A: If you want to prove the proposition that if $x e^x = e$ then $x = 1$, one way to do it is to just show that (1) $x = 1$ is indeed a solution of $x e^x = e$ by plugging the value in, and that (2) $x = 1$ is the only solution, for which you can argue that $x e^x$ is an increasing function on $x \ge 0$, and the equation clearly has no solution for $x < 0$.
If that makes it sounds like you have to know the answer beforehand before you can solve for it, well, that's not far from the truth. In general, if the right-hand side is an arbitrary real number $y$ instead of $e$, then you cannot solve $x e^x = y$ for $x$ in terms of elementary functions. One in fact defines the Lambert W function as precisely the solution of this equation.
A: Another way is thinking of this as asking where do the graphs of the functions given by $f(x) = e^{x-1}$ and $g(x) = \frac{1}{x}$ intersect. This is because $$ xe^{x} = e \Leftrightarrow e^{x-1} = \frac{1}{x} \quad \text{for $x \neq 0$}$$ Then the answer you have would correspond to the only intersection point $(1, 1)$. So if you have no idea of where to start you could just draw the corresponding graphs and that could give you an idea of what is happening.

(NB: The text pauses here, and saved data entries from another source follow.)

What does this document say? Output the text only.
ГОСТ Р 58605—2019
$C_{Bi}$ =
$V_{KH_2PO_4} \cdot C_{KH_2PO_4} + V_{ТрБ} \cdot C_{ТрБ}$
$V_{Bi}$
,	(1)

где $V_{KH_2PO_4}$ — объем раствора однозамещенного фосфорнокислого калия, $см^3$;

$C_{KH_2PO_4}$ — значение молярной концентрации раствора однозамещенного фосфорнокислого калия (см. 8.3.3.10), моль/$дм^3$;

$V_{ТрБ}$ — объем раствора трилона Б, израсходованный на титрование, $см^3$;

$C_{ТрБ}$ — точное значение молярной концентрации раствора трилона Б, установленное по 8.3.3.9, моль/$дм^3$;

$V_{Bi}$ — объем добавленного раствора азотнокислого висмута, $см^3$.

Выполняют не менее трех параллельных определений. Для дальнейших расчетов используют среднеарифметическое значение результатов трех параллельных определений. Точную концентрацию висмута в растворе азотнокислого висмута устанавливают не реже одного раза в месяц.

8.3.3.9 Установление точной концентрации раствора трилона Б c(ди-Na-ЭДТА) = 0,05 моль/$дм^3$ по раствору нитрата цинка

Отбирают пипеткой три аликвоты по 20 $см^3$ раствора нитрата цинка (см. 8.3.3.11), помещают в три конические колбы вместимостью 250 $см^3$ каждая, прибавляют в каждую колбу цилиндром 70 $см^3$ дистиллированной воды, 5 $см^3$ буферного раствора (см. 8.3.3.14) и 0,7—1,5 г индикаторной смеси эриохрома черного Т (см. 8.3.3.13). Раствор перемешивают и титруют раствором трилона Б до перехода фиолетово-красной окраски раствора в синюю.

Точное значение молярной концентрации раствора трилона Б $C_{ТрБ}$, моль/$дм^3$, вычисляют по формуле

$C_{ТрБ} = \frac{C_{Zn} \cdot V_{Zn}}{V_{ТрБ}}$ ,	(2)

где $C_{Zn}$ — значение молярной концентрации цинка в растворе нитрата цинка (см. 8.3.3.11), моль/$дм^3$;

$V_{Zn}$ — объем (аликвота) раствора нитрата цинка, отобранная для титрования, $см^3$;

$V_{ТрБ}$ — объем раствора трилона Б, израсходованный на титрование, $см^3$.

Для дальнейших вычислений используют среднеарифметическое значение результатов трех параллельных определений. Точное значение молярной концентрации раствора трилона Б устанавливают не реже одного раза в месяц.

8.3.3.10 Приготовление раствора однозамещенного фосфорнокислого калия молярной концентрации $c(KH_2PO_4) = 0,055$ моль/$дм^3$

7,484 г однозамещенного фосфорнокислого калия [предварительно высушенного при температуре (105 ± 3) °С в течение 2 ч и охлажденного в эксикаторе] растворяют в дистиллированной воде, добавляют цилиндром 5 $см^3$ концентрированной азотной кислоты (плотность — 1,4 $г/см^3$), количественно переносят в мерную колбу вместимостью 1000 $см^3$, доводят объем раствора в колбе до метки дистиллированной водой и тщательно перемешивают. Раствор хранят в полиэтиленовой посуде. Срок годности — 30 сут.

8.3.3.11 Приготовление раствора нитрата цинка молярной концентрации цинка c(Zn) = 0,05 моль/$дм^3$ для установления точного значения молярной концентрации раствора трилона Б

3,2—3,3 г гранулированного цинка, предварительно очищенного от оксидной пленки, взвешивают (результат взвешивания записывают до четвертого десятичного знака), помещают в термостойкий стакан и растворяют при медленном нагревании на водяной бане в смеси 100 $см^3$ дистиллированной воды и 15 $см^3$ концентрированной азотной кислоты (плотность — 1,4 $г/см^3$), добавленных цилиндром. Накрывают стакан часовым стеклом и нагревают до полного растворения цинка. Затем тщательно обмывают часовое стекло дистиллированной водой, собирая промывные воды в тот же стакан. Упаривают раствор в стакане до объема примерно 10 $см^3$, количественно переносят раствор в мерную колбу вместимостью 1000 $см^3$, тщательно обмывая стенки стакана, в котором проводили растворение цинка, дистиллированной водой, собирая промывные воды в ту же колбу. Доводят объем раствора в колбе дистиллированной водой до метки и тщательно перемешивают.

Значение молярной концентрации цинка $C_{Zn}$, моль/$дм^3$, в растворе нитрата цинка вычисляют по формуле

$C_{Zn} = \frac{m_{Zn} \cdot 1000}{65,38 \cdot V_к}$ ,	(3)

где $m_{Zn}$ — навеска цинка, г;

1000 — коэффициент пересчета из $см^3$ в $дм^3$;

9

Then the graphs maybe would suggest to you the following line of reasoning. If $0 < x < 1$ then $$ \frac{1}{x} > 1 \quad \text{but} \quad e^{x-1} < e^{0} = 1$$ so their graphs can't meet in the interval $]0, 1[$. Then if $x > 1$ we have $$\frac{1}{x} < 1 \quad \text{but} \quad e^{x-1} > e^{0} = 1$$ so again there's no intersection point in the interval $]1, \infty[$.
This rules out all the possible solutions apart from $x = 1$ which you already knew and which could be guessed by looking at the graphs.